Aquarius
Jan 20 - Feb 18
Not being able to sweat isn’t a personality, Aquarius.
This week’s fashion icon: Bruce the Neopet.
This week’s fashion faux pas: Crimped hair.
Pisces
Feb 19 - Mar 20
Everyone shits the bed at some point in their life, Pisces. You have to think positive. At least it was someone else’s bed and you left without waking them up. You’ll probably never see each other again. You know what they say; Dunedin’s a big town.
This week’s fashion icon: Neil Armstrong circa moon landing.
This week’s fashion faux pas: Ear-shaped earrings paired with a nose-shaped nose ring.
Aries
Mar 21 - Apr 19
The practically erotic sun-Venus connection last Tuesday meant that you could no longer focus in class. Luckily, when Venus enters Virgo this week your inattentiveness will come to a rapturous climax and after this you will be able to catch up on your studies in no time.
This week’s fashion icon: Yzma.
This week’s fashion faux pas: Kronk.
Taurus
Apr 20 - May 20
Your doppelganger just died. You can now legally claim you’re not like other girls.
This week’s fashion icon: The golden tortoise beetle.
This week’s fashion faux pas: High Heelys.
Gemini
May 21 - Jun 20
#534B4F really isn’t your colour. Stop trying to make it happen.
This week’s fashion icon: Suzy from Suzy’s World.
This week’s fashion faux pas: The moon boot you get when you went to A&E sure that you’d broken it but you didn’t even need a cast, loser.
Cancer
Jun 21 - July 22
I have some excellent news for you, Cancer, but you need to come find me because I don’t think you’d feel comfortable with it being shared on this platform.
This week’s fashion icon: Mr Muscle.
This week’s fashion faux pas: Jimmy Neutron hair.
Leo
July 23 - Aug 22
You came into this world with nothing and by God you’re going to leave with a pile of coins and a permission slip for getting into a good place in the afterlife.

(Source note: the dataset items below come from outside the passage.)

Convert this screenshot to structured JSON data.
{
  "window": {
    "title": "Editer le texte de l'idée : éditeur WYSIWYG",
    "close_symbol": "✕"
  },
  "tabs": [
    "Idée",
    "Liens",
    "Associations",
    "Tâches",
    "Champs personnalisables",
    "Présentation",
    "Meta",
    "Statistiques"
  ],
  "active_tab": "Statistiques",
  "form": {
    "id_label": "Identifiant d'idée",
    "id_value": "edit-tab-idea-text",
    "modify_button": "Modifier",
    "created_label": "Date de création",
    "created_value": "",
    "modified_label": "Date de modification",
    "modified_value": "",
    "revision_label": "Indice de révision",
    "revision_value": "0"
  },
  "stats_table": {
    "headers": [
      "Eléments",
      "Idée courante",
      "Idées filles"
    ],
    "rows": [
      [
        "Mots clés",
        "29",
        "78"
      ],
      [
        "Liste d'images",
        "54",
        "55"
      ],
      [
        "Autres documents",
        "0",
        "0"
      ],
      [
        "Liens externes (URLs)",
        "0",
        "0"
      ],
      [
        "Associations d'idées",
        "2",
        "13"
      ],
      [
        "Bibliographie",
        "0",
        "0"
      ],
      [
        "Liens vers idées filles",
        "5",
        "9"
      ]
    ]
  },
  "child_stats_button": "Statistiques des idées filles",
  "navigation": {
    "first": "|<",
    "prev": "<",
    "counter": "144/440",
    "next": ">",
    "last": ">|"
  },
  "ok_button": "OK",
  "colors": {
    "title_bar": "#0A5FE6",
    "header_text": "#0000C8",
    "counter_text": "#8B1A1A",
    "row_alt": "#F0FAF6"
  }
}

This week’s fashion icon: Celia from Monsters, Inc.
This week’s fashion faux pas: A necklace so long that you trip over it.
Virgo
Aug 23 - Sep 22
From what I can see, you haven’t been reading into your horoscopes enough lately. This isn’t a fucking joke, Virgo.
This week’s fashion icon: Yodelling Walmart Boy.
This week’s fashion faux pas: Alternating perfectly manicured long acrylic nails with your normal ones.
Libra
Sep 23 - Oct 22
I love your hair.
This week’s fashion icon: Seto Kaiba from Yu Gi Oh.
This week’s fashion faux pas: Socks over your shoes.
Scorpio
Oct 23 - Nov 21
It’s time to become an upstanding community member. Reduce your heckling at open mic nights, support local artists by offering them exposure, or make a habit of harvesting vegetables from your local community garden.
This week’s fashion icon: The Ribena Squeeze man.
This week’s fashion faux pas: Frosted tips x flame shirt.
Sagittarius
Nov 22 - Dec 21
You’re blowing it, Sagittarius. If you don’t stop this at once there’re going to be SERIOUS consequences relating to someone whose name starts with an S or an R, involving what may seem like an accident concerning some sort of fluid.
This week’s fashion icon: Amy Wong.
This week’s fashion faux pas: Crop top and nothing else, Winnie the Pooh style.
Capricorn
Dec 22 - Jan 19
You awoke from a nightmare last night that the bag of mints in your mum’s car was actually a bag of mince.
This week’s fashion icon: Bugs Bunny in drag.
This week’s fashion faux pas: Hair stamps.